During the heatwave in the summer of 1895, the Gentlemen v. Players match at Lords Cricket Ground on 8 July attracted more than 12,000 spectators. Among the crowd that sunny day were two little boys from the East End of London, brothers Robert and Nattie Coombes, aged 13 and 12. That morning they had got themselves up and prepared their own breakfast. Their mother was in the house, but she wasn’t able to see to her boys, because during the night Robert had killed her. He had stabbed her with a knife bought expressly for this purpose and then, just to be sure she’d perished, put a pillow over her face.

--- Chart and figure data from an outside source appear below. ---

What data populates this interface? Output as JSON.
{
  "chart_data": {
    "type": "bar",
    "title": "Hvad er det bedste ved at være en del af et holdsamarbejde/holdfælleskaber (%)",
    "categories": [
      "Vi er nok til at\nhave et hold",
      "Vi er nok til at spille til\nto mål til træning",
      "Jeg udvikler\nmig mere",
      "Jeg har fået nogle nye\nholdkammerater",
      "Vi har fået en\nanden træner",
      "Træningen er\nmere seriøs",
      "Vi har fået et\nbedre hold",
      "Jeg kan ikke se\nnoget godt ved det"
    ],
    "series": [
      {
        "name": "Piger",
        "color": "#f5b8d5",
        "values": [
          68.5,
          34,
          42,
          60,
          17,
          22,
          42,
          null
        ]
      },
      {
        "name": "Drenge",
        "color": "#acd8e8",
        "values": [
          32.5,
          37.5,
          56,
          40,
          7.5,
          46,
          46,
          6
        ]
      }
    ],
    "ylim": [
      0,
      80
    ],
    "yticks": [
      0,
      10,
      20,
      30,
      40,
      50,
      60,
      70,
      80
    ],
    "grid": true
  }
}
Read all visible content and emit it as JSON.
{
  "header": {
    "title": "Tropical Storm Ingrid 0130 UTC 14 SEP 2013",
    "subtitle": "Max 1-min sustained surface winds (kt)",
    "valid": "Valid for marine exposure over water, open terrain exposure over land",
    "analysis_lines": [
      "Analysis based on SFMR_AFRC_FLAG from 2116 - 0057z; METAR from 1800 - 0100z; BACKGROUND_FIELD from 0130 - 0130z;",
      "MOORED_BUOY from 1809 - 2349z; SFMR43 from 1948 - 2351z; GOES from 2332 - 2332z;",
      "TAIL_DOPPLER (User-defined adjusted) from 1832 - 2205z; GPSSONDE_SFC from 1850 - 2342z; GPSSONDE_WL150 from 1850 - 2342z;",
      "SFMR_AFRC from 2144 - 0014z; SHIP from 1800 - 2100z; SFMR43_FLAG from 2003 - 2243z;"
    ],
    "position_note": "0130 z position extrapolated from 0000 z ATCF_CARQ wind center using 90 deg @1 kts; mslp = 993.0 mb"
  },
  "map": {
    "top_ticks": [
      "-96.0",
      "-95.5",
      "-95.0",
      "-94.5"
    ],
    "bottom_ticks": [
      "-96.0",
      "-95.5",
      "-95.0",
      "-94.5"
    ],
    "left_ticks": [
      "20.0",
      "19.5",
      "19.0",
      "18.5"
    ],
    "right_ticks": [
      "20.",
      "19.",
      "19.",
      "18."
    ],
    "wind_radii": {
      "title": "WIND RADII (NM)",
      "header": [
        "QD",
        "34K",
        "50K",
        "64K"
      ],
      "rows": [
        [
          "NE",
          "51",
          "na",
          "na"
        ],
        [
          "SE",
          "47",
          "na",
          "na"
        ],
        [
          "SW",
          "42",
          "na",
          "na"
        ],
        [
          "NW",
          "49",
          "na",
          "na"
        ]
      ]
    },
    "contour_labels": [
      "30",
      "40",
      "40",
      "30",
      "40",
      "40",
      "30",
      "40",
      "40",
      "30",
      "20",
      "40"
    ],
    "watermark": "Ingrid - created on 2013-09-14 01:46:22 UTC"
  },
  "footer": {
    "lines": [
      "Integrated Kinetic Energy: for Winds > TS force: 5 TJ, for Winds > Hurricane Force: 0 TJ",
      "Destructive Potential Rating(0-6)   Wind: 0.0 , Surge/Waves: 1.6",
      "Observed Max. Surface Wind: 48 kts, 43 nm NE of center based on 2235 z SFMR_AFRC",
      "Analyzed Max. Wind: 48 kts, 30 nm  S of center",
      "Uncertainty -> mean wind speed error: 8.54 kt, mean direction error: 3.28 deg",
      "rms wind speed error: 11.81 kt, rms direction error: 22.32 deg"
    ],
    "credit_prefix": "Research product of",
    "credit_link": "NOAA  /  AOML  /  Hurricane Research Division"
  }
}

In the days that followed, Robert and Nattie had a fine old time. They went again to watch the cricket, where they saw W.G. Grace score his seventh century of the season. They roamed the sweltering streets and played cards in their house. They may have spent time reading, during the heat of the afternoons: Robert was especially fond of the penny dreadfuls, sensational story-books which chronicled the adventures of pirates and highwaymen, as well as tales of true crime. If the neighbours noticed a funny smell in the cramped little Plaistow terrace, no one troubled themselves to investigate. Perhaps the long drought had brought many unsavoury odours. It was only when the boys’ aunt Emily turned up that the police were summoned. Mrs Coombes had been lying dead upstairs for ten days by then.
Kate Summerscale’s brilliant account of an earlier Victorian murder, The Suspicions of Mr Whicher, also featured a teenaged perpetrator. With her meticulous research, spry prose and eye for the telling detail, no other writer could have made the Coombes case so fascinating and so vivid.